An Illegal Ad for Brown?
Wednesday, January 13, 2010 at 4:10 pm
The Democratic Senatorial Campaign Committee is hitting Massachusetts GOP Senate candidate Scott Brown over an ad launched yesterday by a 527 called Americans for Responsible Health Care. The problem? ARHC is a front for Bill Binnie, a wealthy New Hampshire businessman who’s running for Senate in that state.
Marc Elias, a Democratic lawyer who’s now at Perkins Coie LLP, explains the problem:
The law is clear: federal candidates cannot raise or spend soft money. By establishing a section 527 organization that does not report to the FEC while also running for Senate, Binnie is violating a central tenet of recent federal campaign finance reform.
The full DSCC release (which is also notable for displaying how hard the committee is focusing on the bumbling Coakley campaign) is here:
As a New Hampshire Republican runs illegal ads for Scott Brown in Massachusetts, will Brown stand by his friend or denounce the ad for being illegal?
By forming a “527” issues advocacy group called Americans for Responsible Health Care to run ads for Scott Brown in Massachusetts, the New Hampshire Republican Senate candidate is breaking the law. Senate candidates are, by law, not allowed to form a “527” Issues Advocacy Group and run television advertisements for other candidates. The illegality of the ads begs the question: What will Scott Brown do? Will he stand by his Republican buddy who is illegally spending over $200,000 or will he reject the ads?
“We knew it was strange for a New Hampshire Republican to plaster himself on the Massachusetts airwaves for Scott Brown, but now we know it’s illegal,” said DSCC National Press Secretary Deirdre Murphy. “With friends like these, it’s no wonder the people of Massachusetts don’t trust Scott Brown.

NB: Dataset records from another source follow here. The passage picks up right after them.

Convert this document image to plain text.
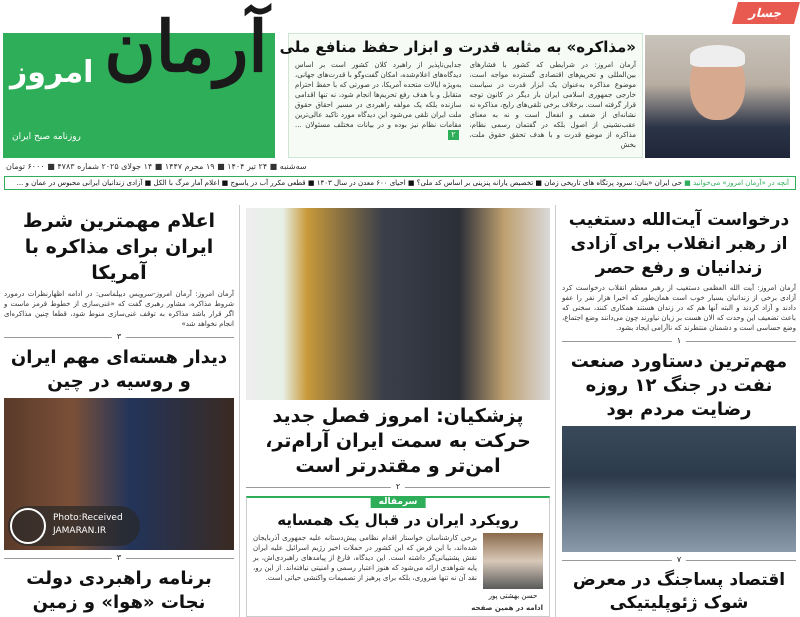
آرمان
امروز
روزنامه صبح ایران
جسار
«مذاکره» به مثابه قدرت و ابزار حفظ منافع ملی

آرمان امروز: در شرایطی که کشور با فشارهای بین‌المللی و تحریم‌های اقتصادی گسترده مواجه است، موضوع مذاکره به‌عنوان یک ابزار قدرت در سیاست خارجی جمهوری اسلامی ایران بار دیگر در کانون توجه قرار گرفته است. برخلاف برخی تلقی‌های رایج، مذاکره نه نشانه‌ای از ضعف و انفعال است و نه به معنای عقب‌نشینی از اصول بلکه در گفتمان رسمی نظام، مذاکره از موضع قدرت و با هدف تحقق حقوق ملت، بخش

جدایی‌ناپذیر از راهبرد کلان کشور است بر اساس دیدگاه‌های اعلام‌شده، امکان گفت‌وگو با قدرت‌های جهانی، به‌ویژه ایالات متحده آمریکا، در صورتی که با حفظ احترام متقابل و با هدف رفع تحریم‌ها انجام شود، نه تنها اقدامی سازنده بلکه یک مولفه راهبردی در مسیر احقاق حقوق ملت ایران تلقی می‌شود این دیدگاه مورد تاکید عالی‌ترین مقامات نظام نیز بوده و در بیانات مختلف مسئولان ...۲

سه‌شنبه ■ ۲۴ تیر ۱۴۰۴ ■ ۱۹ محرم ۱۴۴۷ ■ ۱۴ جولای ۲۰۲۵ شماره ۴۷۸۳ ■ ۶۰۰۰ تومان
آنچه در «آرمان امروز» می‌خوانید ■ حی ایران «بنان: سرود پرتگاه های تاریخی زمان ■ تخصیص یارانه پنزینی بر اساس کد ملی؟ ■ احیای ۶۰۰ معدن در سال ۱۴۰۳ ■ قطعی مکرر آب در یاسوج ■ اعلام آمار مرگ با الکل ■ آزادی زندانیان ایرانی محبوس در عمان و ...
اعلام مهمترین شرط ایران برای مذاکره با آمریکا
آرمان امروز: آرمان امروز-سرویس دیپلماسی: در ادامه اظهارنظرات درمورد شروط مذاکره، مشاور رهبری گفت که «غنی‌سازی از خطوط قرمز ماست و اگر قرار باشد مذاکره به توقف غنی‌سازی منوط شود، قطعا چنین مذاکره‌ای انجام نخواهد شد»
۳
دیدار هسته‌ای مهم ایران و روسیه در چین
Photo:Received
JAMARAN.IR
۳
برنامه راهبردی دولت نجات «هوا» و زمین
پزشکیان: امروز فصل جدید حرکت به سمت ایران آرام‌تر، امن‌تر و مقتدرتر است
۲
سرمقاله
رویکرد ایران در قبال یک همسایه
حسن بهشتی پور
برخی کارشناسان خواستار اقدام نظامی پیش‌دستانه علیه جمهوری آذربایجان شده‌اند، با این فرض که این کشور در حملات اخیر رژیم اسرائیل علیه ایران نقش پشتیبانی‌گر داشته است. این دیدگاه، فارغ از پیامدهای راهبردی‌اش، بر پایه شواهدی ارائه می‌شود که هنوز اعتبار رسمی و امنیتی نیافته‌اند. از این رو، نقد آن نه تنها ضروری، بلکه برای پرهیز از تصمیمات واکنشی حیاتی است.
ادامه در همین صفحه
درخواست آیت‌الله دستغیب از رهبر انقلاب برای آزادی زندانیان و رفع حصر
آرمان امروز: آیت الله العظمی دستغیب از رهبر معظم انقلاب درخواست کرد آزادی برخی از زندانیان بسیار خوب است همان‌طور که اخیرا هزار نفر را عفو دادند و آزاد کردند و البته آنها هم که در زندان هستند همکاری کنند، سخنی که باعث تضعیف این وحدت که الان هست بر زبان نیاورند چون می‌دانند وضع اجتماع، وضع حساسی است و دشمنان منتظرند که ناآرامی ایجاد بشود.
۱
مهم‌ترین دستاورد صنعت نفت در جنگ ۱۲ روزه رضایت مردم بود
۷
اقتصاد پساجنگ در معرض شوک ژئوپلیتیکی
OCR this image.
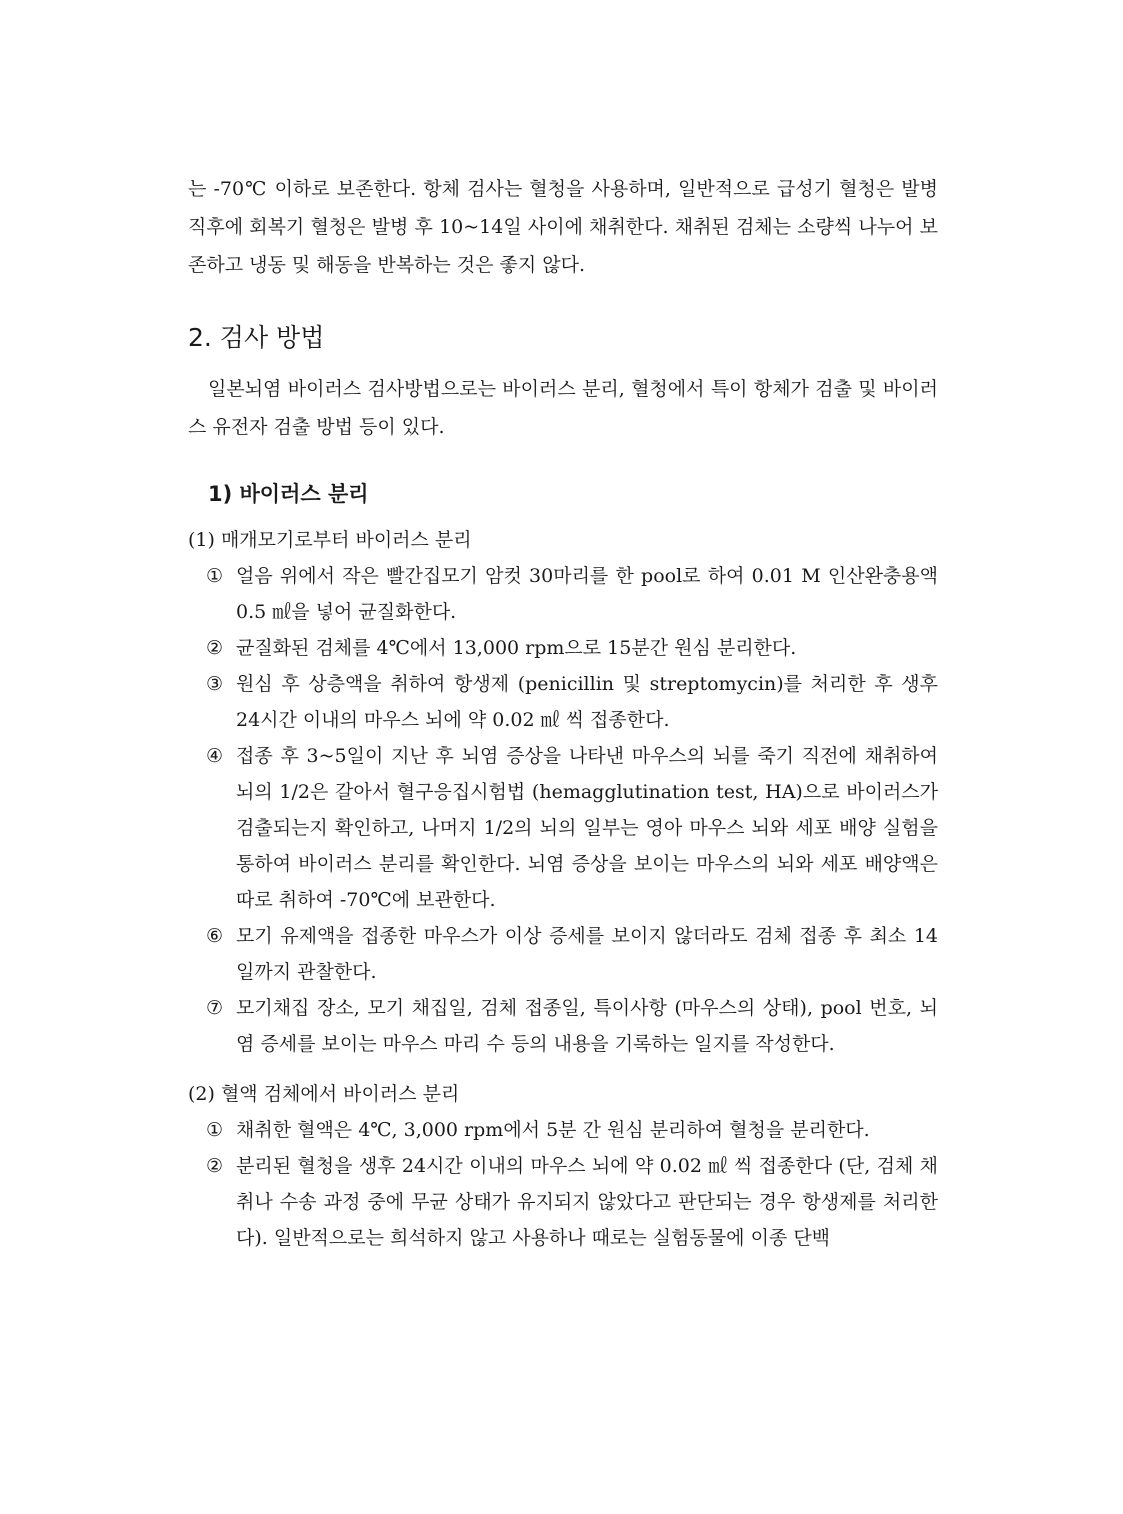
는 -70℃ 이하로 보존한다. 항체 검사는 혈청을 사용하며, 일반적으로 급성기 혈청은 발병 직후에 회복기 혈청은 발병 후 10~14일 사이에 채취한다. 채취된 검체는 소량씩 나누어 보존하고 냉동 및 해동을 반복하는 것은 좋지 않다.

2. 검사 방법

일본뇌염 바이러스 검사방법으로는 바이러스 분리, 혈청에서 특이 항체가 검출 및 바이러스 유전자 검출 방법 등이 있다.

1) 바이러스 분리

(1) 매개모기로부터 바이러스 분리

① 얼음 위에서 작은 빨간집모기 암컷 30마리를 한 pool로 하여 0.01 M 인산완충용액 0.5 ㎖을 넣어 균질화한다.
② 균질화된 검체를 4℃에서 13,000 rpm으로 15분간 원심 분리한다.
③ 원심 후 상층액을 취하여 항생제 (penicillin 및 streptomycin)를 처리한 후 생후 24시간 이내의 마우스 뇌에 약 0.02 ㎖ 씩 접종한다.
④ 접종 후 3~5일이 지난 후 뇌염 증상을 나타낸 마우스의 뇌를 죽기 직전에 채취하여 뇌의 1/2은 갈아서 혈구응집시험법 (hemagglutination test, HA)으로 바이러스가 검출되는지 확인하고, 나머지 1/2의 뇌의 일부는 영아 마우스 뇌와 세포 배양 실험을 통하여 바이러스 분리를 확인한다. 뇌염 증상을 보이는 마우스의 뇌와 세포 배양액은 따로 취하여 -70℃에 보관한다.
⑥ 모기 유제액을 접종한 마우스가 이상 증세를 보이지 않더라도 검체 접종 후 최소 14일까지 관찰한다.
⑦ 모기채집 장소, 모기 채집일, 검체 접종일, 특이사항 (마우스의 상태), pool 번호, 뇌염 증세를 보이는 마우스 마리 수 등의 내용을 기록하는 일지를 작성한다.

(2) 혈액 검체에서 바이러스 분리

① 채취한 혈액은 4℃, 3,000 rpm에서 5분 간 원심 분리하여 혈청을 분리한다.
② 분리된 혈청을 생후 24시간 이내의 마우스 뇌에 약 0.02 ㎖ 씩 접종한다 (단, 검체 채취나 수송 과정 중에 무균 상태가 유지되지 않았다고 판단되는 경우 항생제를 처리한다). 일반적으로는 희석하지 않고 사용하나 때로는 실험동물에 이종 단백
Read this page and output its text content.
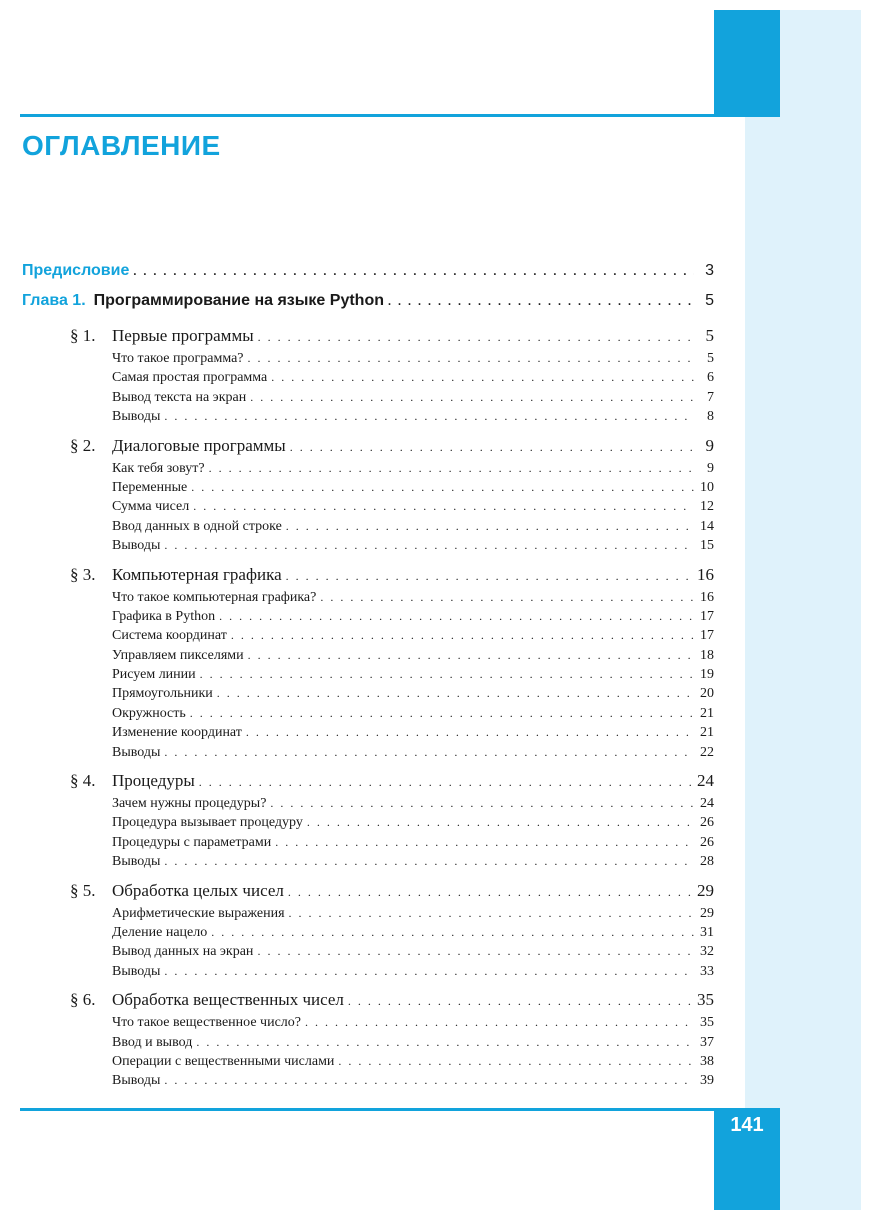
141
ОГЛАВЛЕНИЕ
Предисловие . . .	3
Глава 1. Программирование на языке Python . . .	5
§ 1. Первые программы . . .	5
Что такое программа? . . .	5
Самая простая программа . . .	6
Вывод текста на экран . . .	7
Выводы . . .	8
§ 2. Диалоговые программы . . .	9
Как тебя зовут? . . .	9
Переменные . . .	10
Сумма чисел . . .	12
Ввод данных в одной строке . . .	14
Выводы . . .	15
§ 3. Компьютерная графика . . .	16
Что такое компьютерная графика? . . .	16
Графика в Python . . .	17
Система координат . . .	17
Управляем пикселями . . .	18
Рисуем линии . . .	19
Прямоугольники . . .	20
Окружность . . .	21
Изменение координат . . .	21
Выводы . . .	22
§ 4. Процедуры . . .	24
Зачем нужны процедуры? . . .	24
Процедура вызывает процедуру . . .	26
Процедуры с параметрами . . .	26
Выводы . . .	28
§ 5. Обработка целых чисел . . .	29
Арифметические выражения . . .	29
Деление нацело . . .	31
Вывод данных на экран . . .	32
Выводы . . .	33
§ 6. Обработка вещественных чисел . . .	35
Что такое вещественное число? . . .	35
Ввод и вывод . . .	37
Операции с вещественными числами . . .	38
Выводы . . .	39
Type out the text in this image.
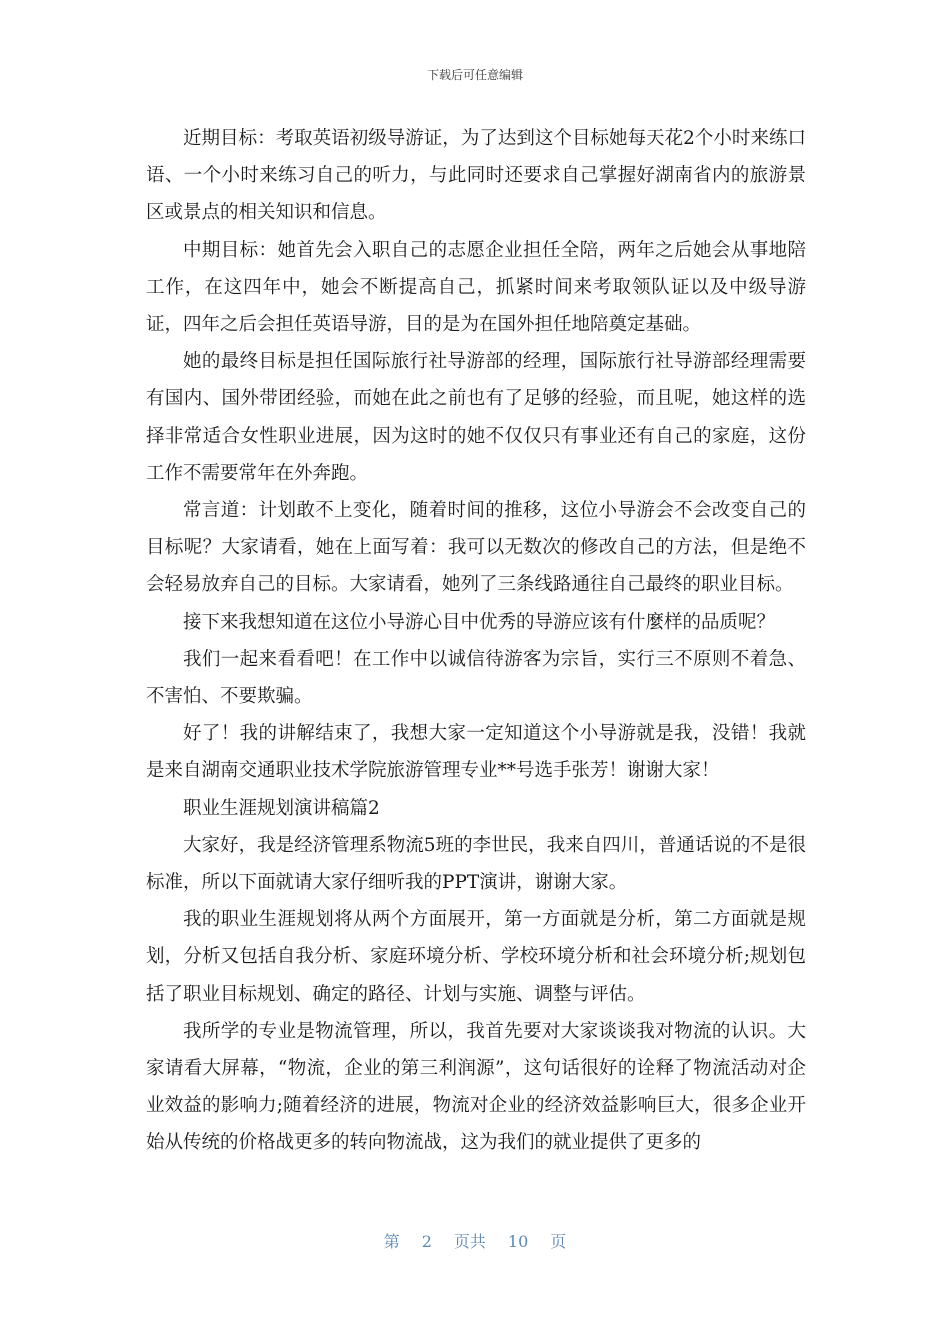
下载后可任意编辑

近期目标：考取英语初级导游证，为了达到这个目标她每天花2个小时来练口语、一个小时来练习自己的听力，与此同时还要求自己掌握好湖南省内的旅游景区或景点的相关知识和信息。

中期目标：她首先会入职自己的志愿企业担任全陪，两年之后她会从事地陪工作，在这四年中，她会不断提高自己，抓紧时间来考取领队证以及中级导游证，四年之后会担任英语导游，目的是为在国外担任地陪奠定基础。

她的最终目标是担任国际旅行社导游部的经理，国际旅行社导游部经理需要有国内、国外带团经验，而她在此之前也有了足够的经验，而且呢，她这样的选择非常适合女性职业进展，因为这时的她不仅仅只有事业还有自己的家庭，这份工作不需要常年在外奔跑。

常言道：计划敢不上变化，随着时间的推移，这位小导游会不会改变自己的目标呢？大家请看，她在上面写着：我可以无数次的修改自己的方法，但是绝不会轻易放弃自己的目标。大家请看，她列了三条线路通往自己最终的职业目标。

接下来我想知道在这位小导游心目中优秀的导游应该有什麼样的品质呢？

我们一起来看看吧！在工作中以诚信待游客为宗旨，实行三不原则不着急、不害怕、不要欺骗。

好了！我的讲解结束了，我想大家一定知道这个小导游就是我，没错！我就是来自湖南交通职业技术学院旅游管理专业**号选手张芳！谢谢大家！

职业生涯规划演讲稿篇2

大家好，我是经济管理系物流5班的李世民，我来自四川，普通话说的不是很标准，所以下面就请大家仔细听我的PPT演讲，谢谢大家。

我的职业生涯规划将从两个方面展开，第一方面就是分析，第二方面就是规划，分析又包括自我分析、家庭环境分析、学校环境分析和社会环境分析;规划包括了职业目标规划、确定的路径、计划与实施、调整与评估。

我所学的专业是物流管理，所以，我首先要对大家谈谈我对物流的认识。大家请看大屏幕，“物流，企业的第三利润源”，这句话很好的诠释了物流活动对企业效益的影响力;随着经济的进展，物流对企业的经济效益影响巨大，很多企业开始从传统的价格战更多的转向物流战，这为我们的就业提供了更多的

第 2 页共 10 页
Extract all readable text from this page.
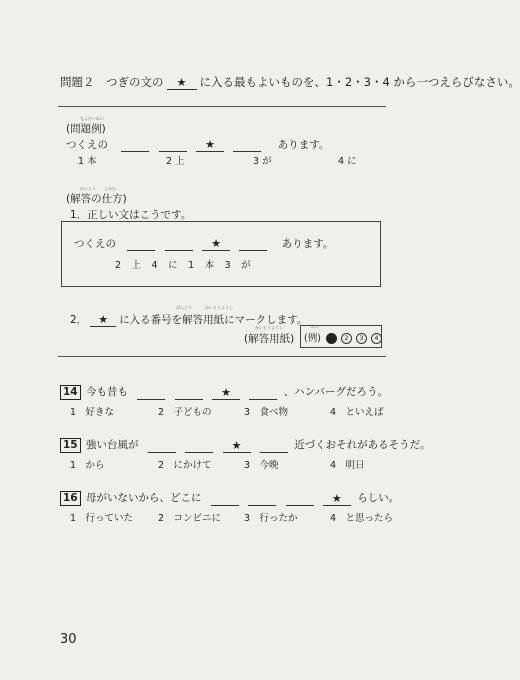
問題２　つぎの文の ★ に入る最もよいものを、1・2・3・4 から一つえらびなさい。
もんだいれい
(問題例)
つくえの	★	あります。
1 本	2 上	3 が	4 に
かいとう　　しかた
(解答の仕方)
1．正しい文はこうです。
つくえの	★	あります。
2　上　4　に　1　本　3　が
ばんごう	かいとうようし
2． ★ に入る番号を解答用紙にマークします。
かいとうようし
(解答用紙)
れい
(例)	2 3 4
14 今も昔も	★	、ハンバーグだろう。
1　好きな	2　子どもの	3　食べ物	4　といえば
15 強い台風が	★	近づくおそれがあるそうだ。
1　から	2　にかけて	3　今晩	4　明日
16 母がいないから、どこに	★ らしい。
1　行っていた	2　コンビニに 3　行ったか	4　と思ったら
30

Will Scott Brown continue to let his Republican buddy run illegal ads for him on the air or will he denounce the ads and their message?”
“The law is clear: federal candidates cannot raise or spend soft money,” said Marc Elias, chair of the Political Law Group at Perkins Coie LLP. “By establishing a section 527 organization that does not report to the FEC while also running for Senate, Binnie is violating a central tenet of recent federal campaign finance reform.”